For 11 years, the Egyptian regime has tried to absolve itself and hold the victims accountable. In order to circumvent and avoid international demands to open an investigation into the crime, the regime has formed two local committees to investigate the events, one by the National Council for Human Rights – a quasi-governmental institution – and the other by a presidential decision to investigate the events. Both reports held the protesters responsible for the crimes while limiting the police violations to administrative and procedural errors, and both did not refer to any presence of the army forces which played the main role in the massacre.
These reports were in line with the production of several T.V shows by the regime, which aimed to falsify the recent history -whose witnesses are still alive-, obliterate the truth, and paint a false image, viewing peaceful sit-ins as places full of armed terrorists, while security forces appear to be self-defending themselves and forced to use minimal force.
Nevertheless, these reports and drama productions have never succeeded in changing the reality proven by hundreds of peremptory evidence, testimonies, videos, official medical reports, and burial permits, in addition to the number of those killed and the type of their injuries – mostly in the head and heart- and the use of the most lethal weapons, and deliberate killing of women, journalists. All this evidence proved the deliberate use of lethal force by the Egyptian security forces against the protesters.
The regime’s decision to commit that massacre came after huge incitement campaigns in the Egyptian media, which demonised the protesters and labelled them as terrorists in preparation for the crime and to prevent possible popular rage that might occur in the aftermath of the massacres.

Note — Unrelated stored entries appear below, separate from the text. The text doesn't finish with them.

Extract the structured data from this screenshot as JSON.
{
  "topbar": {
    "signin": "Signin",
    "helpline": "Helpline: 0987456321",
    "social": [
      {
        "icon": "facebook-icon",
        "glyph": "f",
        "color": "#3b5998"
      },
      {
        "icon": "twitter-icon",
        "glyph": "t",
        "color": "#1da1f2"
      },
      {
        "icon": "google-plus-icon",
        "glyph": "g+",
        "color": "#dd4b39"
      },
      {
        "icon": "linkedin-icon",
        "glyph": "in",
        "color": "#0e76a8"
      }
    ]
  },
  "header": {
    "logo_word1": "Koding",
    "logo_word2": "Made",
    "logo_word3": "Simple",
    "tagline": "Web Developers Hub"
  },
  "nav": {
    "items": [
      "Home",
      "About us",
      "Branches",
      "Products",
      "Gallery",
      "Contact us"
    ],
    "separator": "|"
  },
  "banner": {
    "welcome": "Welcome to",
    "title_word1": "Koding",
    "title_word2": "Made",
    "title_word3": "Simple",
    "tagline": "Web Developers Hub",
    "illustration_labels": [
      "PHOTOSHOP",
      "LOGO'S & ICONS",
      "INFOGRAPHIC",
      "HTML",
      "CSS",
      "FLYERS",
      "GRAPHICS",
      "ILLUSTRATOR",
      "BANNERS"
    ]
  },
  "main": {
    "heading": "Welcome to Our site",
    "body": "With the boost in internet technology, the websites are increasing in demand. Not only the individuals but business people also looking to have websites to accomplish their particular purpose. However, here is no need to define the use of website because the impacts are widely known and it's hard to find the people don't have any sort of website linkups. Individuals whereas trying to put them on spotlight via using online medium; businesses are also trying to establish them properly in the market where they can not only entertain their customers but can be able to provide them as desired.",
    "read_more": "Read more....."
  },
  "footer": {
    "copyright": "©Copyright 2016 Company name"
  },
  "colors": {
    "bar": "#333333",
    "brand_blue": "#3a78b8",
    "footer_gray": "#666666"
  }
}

The Egyptian judiciary was directly involved in the crime, as it refrained from the beginning of the events of July 2013 until now from opening any investigation into any of these mass killings. It is also responsible for issuing the dispersal decision in July 2013 by the former Egyptian Public Prosecutor Hisham Barakat, hours after submitting a request to that effect from the Egyptian Ministry of Interior.
For 11 years, the United Nations has failed to take any action to investigate this crime, while international demands to investigate these crimes have gradually decreased. After the mild international condemnation of the massacre, relations with the Egyptian regime resumed successively, despite its ongoing commission of crimes on a daily basis.
On the eleventh anniversary of this heinous massacre, AOHR UK continues to call on all civil society organisations, activists, journalists, media professionals and politicians and human rights defenders around the world, to remember the victims of this massacre, who have not been able to seek redress so far. It also called on them to put pressure on the international community to take serious stances against the current Egyptian regime, which has committed the most heinous crimes and continues to enjoy impunity.